Aunque Venezuela queda muy lejos de Irán, las dos décadas de relación estrecha entre ambos regímenes sirve para especular que la caída de Maduro puede acelerar la de Jamenei
En el origen de las protestas, también está que millones de iraníes se enfrentan a una inflación desenfrenada y a una moneda en caída libre. Los comerciantes empezaron a rebelarse contra la situación económica del país en el Gran Bazar de Teherán. Así, la onda expansiva de la depreciación del rial, la moneda nacional de Irán, ha perdido durante 2025 un 69% de su valor frente al dólar. Irán enfrenta una inflación anual superior al 42 %, mientras que la inflación punto a punto entre noviembre y diciembre ascendió al 52 % respecto al mismo periodo del año pasado. Todo ello ha provocado una protesta diferente a las anteriores, ya que el origen no ha estado en una fábrica o una universidad, sino en los mostradores de los comerciantes de tecnología de Teherán. Las llamadas de Jamenei al pueblo iraní para responder unidos al enemigo americano y la apelación a que la República Islámica llegó al poder por la sangre de cientos de miles de personas nobles y no retrocederá ante quienes buscan destruirnos no han tenido el efecto disuasor de antaño.

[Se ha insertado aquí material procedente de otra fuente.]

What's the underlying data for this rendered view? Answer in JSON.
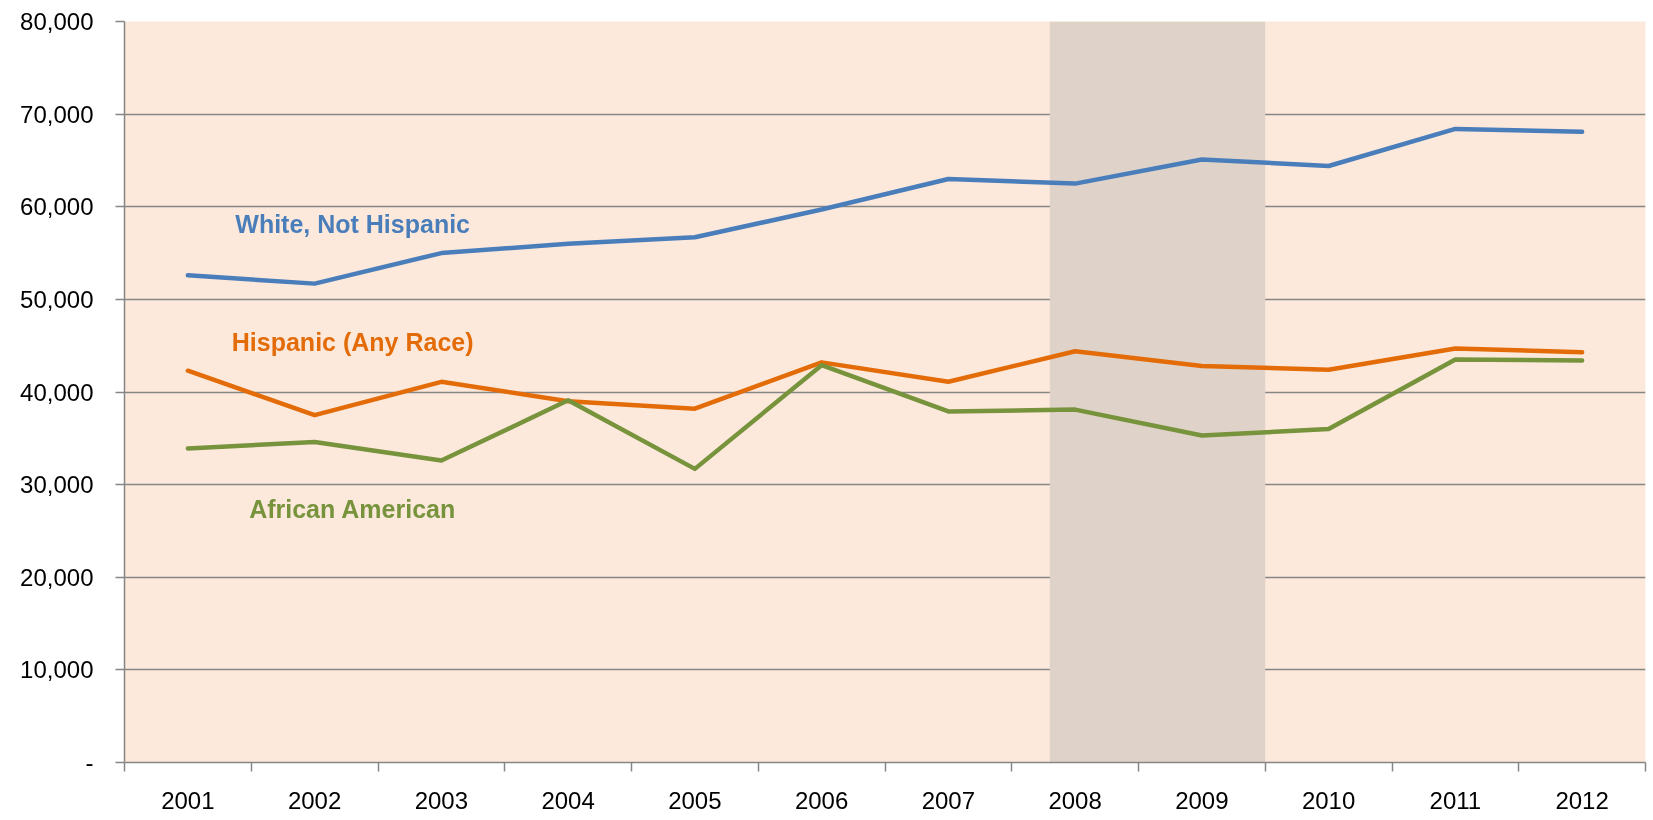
{
  "chart_data": {
    "type": "line",
    "x": [
      2001,
      2002,
      2003,
      2004,
      2005,
      2006,
      2007,
      2008,
      2009,
      2010,
      2011,
      2012
    ],
    "xlim": [
      2000.5,
      2012.5
    ],
    "xticks": [
      2001,
      2002,
      2003,
      2004,
      2005,
      2006,
      2007,
      2008,
      2009,
      2010,
      2011,
      2012
    ],
    "ylim": [
      0,
      80000
    ],
    "yticks": [
      {
        "value": 0,
        "label": "-"
      },
      {
        "value": 10000,
        "label": "10,000"
      },
      {
        "value": 20000,
        "label": "20,000"
      },
      {
        "value": 30000,
        "label": "30,000"
      },
      {
        "value": 40000,
        "label": "40,000"
      },
      {
        "value": 50000,
        "label": "50,000"
      },
      {
        "value": 60000,
        "label": "60,000"
      },
      {
        "value": 70000,
        "label": "70,000"
      },
      {
        "value": 80000,
        "label": "80,000"
      }
    ],
    "grid": "y",
    "line_style": "solid",
    "bands": [
      {
        "axis": "x",
        "from": 2007.8,
        "to": 2009.5,
        "color": "#dfd3c9"
      }
    ],
    "series": [
      {
        "name": "White, Not Hispanic",
        "color": "#4a7ebb",
        "values": [
          52600,
          51700,
          55000,
          56000,
          56700,
          59700,
          63000,
          62500,
          65100,
          64400,
          68400,
          68100
        ]
      },
      {
        "name": "Hispanic (Any Race)",
        "color": "#e36c09",
        "values": [
          42300,
          37500,
          41100,
          39000,
          38200,
          43200,
          41100,
          44400,
          42800,
          42400,
          44700,
          44300
        ]
      },
      {
        "name": "African American",
        "color": "#77933c",
        "values": [
          33900,
          34600,
          32600,
          39100,
          31700,
          42900,
          37900,
          38100,
          35300,
          36000,
          43500,
          43400
        ]
      }
    ]
  }
}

Esperando un cambio absoluto está Reza Pahlavi, hijo del último sah de Persia, exiliado en EE.UU. y desde donde anima las protestas. El hijo mayor del sah, derrocado en 1979, utiliza las redes sociales para arengar a los manifestantes y ha vuelto a ofrecerse como alternativa en el caso de que haya un cambio de régimen. Reza Pahlavi estaba destinado a gobernar Irán, pero desde hace casi medio siglo no vive allí, y aunque se han oído consignas contra Jamenei y a favor de la restauración de los Pahlavi, aventurar este futuro es casi una quimera. Aunque Venezuela queda muy lejos de Irán, las dos décadas de relación estrecha entre el régimen bolivariano y el de los ayatollahs sirve para especular que la caída de Nicolás Maduro puede acelerar la caída de Jamenei. De hecho, el Times publicó hace poco que Jamenei podría tener un plan de escape hacia Moscú, emulando la huida primero y el exilio después de Bashar al-Ásad, escapado a la capital rusa en diciembre de 2024, si el ejército iraní mostrara síntomas de flaqueza.